Mr. Cox said the mayor should make more use of the presidents of the employee unions, such as himself, because of their knowledge of their departments and the views of their members. Mr. Cox is president of Local 2058, American Federation of State, County, and Municipal Employees, which numbers about 200 employees in supervisory, professional, and technical jobs.
He said he would allow them to have more say about their pay and benefits by establishing the budget for each of the bargaining units and invite them to tell him how to distribute the budgets. He said he would take their suggestions “if it’s reasonable and appropriate.”
He said he would not rehire retired employees into the same jobs they were doing, and said he would ask for the resignation of Police Chief Derrick Diggs. Chief Diggs retired as chief in March and came back a few days later, allowing him to collect his pension and his salary. Mr.
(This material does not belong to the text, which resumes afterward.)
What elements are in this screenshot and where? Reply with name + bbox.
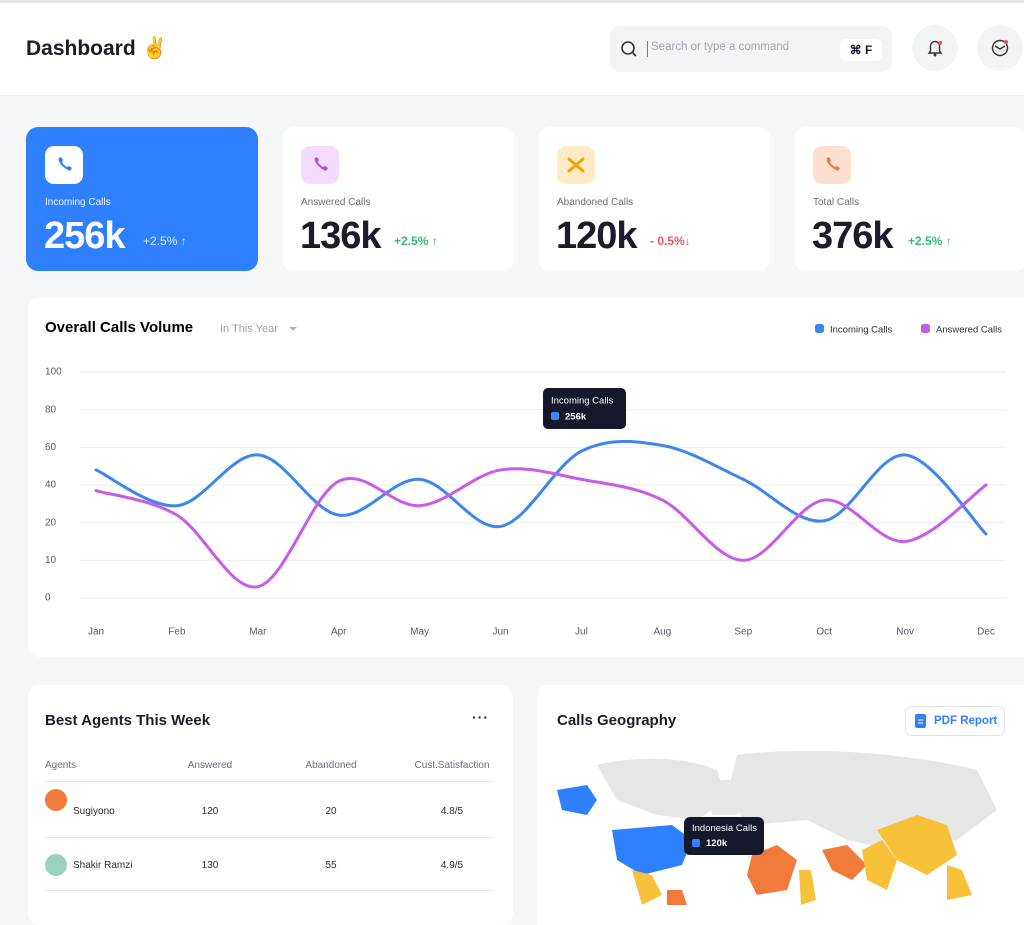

Collins also has said he would seek Chief Diggs’ removal if he is elected mayor.
Ms. Sorgenfrei said Chief Diggs has brought “dynamic ideas” to the department, such as data-driven policing. She said he is also grooming younger leadership for the department.
A city neighborhood department specialist, Mr. Cox said that if he is elected he would use his platform as mayor to get a question on the ballot to return the city to its pre-1994 form of government, which was a weak mayor and a strong city manager who was hired by the city council, ostensibly for his management expertise.
As a policy change, Mr. Cox said he would end the city’s practice of giving grants for home improvements. He said the money, provided by the federal government through a block grant, has been declining, and it would be better used as a loan so that it would come back to the city to be used again.
He also said he would be a more activist mayor in promoting change and improvement in the public, private, and charter schools operating in Toledo.
Mr. Cox ran for mayor in 1997, coming in third out of five candidates, with 17 percent of the vote in the primary.